WILMINGTON, NC (WWAY) -- A policy Wilmington City Council approved without discussion in November will limit the amount of benefits an employee can get if they are hurt on the job.
Some city workers are fired up, because they say nobody told them about the change.
"I don't think we have done a very good job at all of explaining this to our employees," city spokeswoman Malissa Talbert said.
Talbert says the city should have done more to notify workers about their change in benefits.
In November City Manager Sterling Cheatham drafted a letter to council members recommending they reconsider the city's workers compensation policy.
"We had been providing benefits that were more generous than what was required under state law, and now we are providing what is required under state law," Talbert said.
The new policy eliminates paying employees like firefighters and police 100 percent of their salaries if they are hurt on the job while they wait to get workers compensation.
Chuck Bower is the president of the Professional Firefighters Association. He says he wishes somebody would have told him about this policy change before today.

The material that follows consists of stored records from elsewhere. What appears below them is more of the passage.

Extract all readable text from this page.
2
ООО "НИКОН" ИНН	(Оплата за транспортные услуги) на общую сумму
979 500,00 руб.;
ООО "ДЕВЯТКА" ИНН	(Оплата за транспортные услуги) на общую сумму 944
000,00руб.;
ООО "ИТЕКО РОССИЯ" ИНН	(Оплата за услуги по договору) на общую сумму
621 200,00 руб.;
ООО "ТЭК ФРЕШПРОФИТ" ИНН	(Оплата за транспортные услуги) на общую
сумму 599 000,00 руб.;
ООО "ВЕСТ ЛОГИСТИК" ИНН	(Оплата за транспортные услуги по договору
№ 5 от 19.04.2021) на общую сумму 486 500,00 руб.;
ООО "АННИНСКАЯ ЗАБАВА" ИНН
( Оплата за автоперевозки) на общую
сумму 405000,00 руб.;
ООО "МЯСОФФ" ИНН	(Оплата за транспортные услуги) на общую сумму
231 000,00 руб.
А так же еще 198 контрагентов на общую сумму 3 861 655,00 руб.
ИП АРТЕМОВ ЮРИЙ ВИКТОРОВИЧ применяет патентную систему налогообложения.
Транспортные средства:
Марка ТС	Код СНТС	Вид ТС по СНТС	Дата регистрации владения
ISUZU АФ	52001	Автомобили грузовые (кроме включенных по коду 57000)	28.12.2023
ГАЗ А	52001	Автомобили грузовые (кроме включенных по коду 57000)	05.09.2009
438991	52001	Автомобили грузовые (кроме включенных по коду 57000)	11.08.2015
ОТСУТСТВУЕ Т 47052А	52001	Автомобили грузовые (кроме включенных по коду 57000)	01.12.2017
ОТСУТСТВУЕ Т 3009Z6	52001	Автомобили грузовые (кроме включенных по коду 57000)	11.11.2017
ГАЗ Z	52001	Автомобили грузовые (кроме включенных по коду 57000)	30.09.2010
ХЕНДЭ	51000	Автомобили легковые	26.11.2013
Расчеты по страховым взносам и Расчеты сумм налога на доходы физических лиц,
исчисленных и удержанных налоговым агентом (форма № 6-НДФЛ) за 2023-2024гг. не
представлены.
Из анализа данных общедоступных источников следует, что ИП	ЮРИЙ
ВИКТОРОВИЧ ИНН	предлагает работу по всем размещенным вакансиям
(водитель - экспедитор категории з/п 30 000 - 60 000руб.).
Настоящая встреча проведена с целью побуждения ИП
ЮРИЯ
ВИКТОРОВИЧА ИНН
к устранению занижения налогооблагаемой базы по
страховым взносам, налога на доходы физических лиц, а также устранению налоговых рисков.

"All employees of the City of Wilmington deserve to be treated fairly," Bower said. "If you are injured in service to the city of wilmington then you should be able to not have to concern yourself with where your next pay check is going to come from."
Talbert says the city is working on setting up meetings to talk about the benefits change, but Bower says more should have been done.
"I understand that it's within the purview of the city manager and the council to do what's necessary to mange the finances of the city, but this is a pretty significant change," Bower said.
A change that now affects thousands of city employees.
In his proposal, which was adopted as part of council's consent agenda Nov. 19, Cheatham said the move would save the city about $16,000 a year.
Cheatham told us he did not understand what we were asking about when we reached him by phone this morning. He also said he was too busy to do an interview.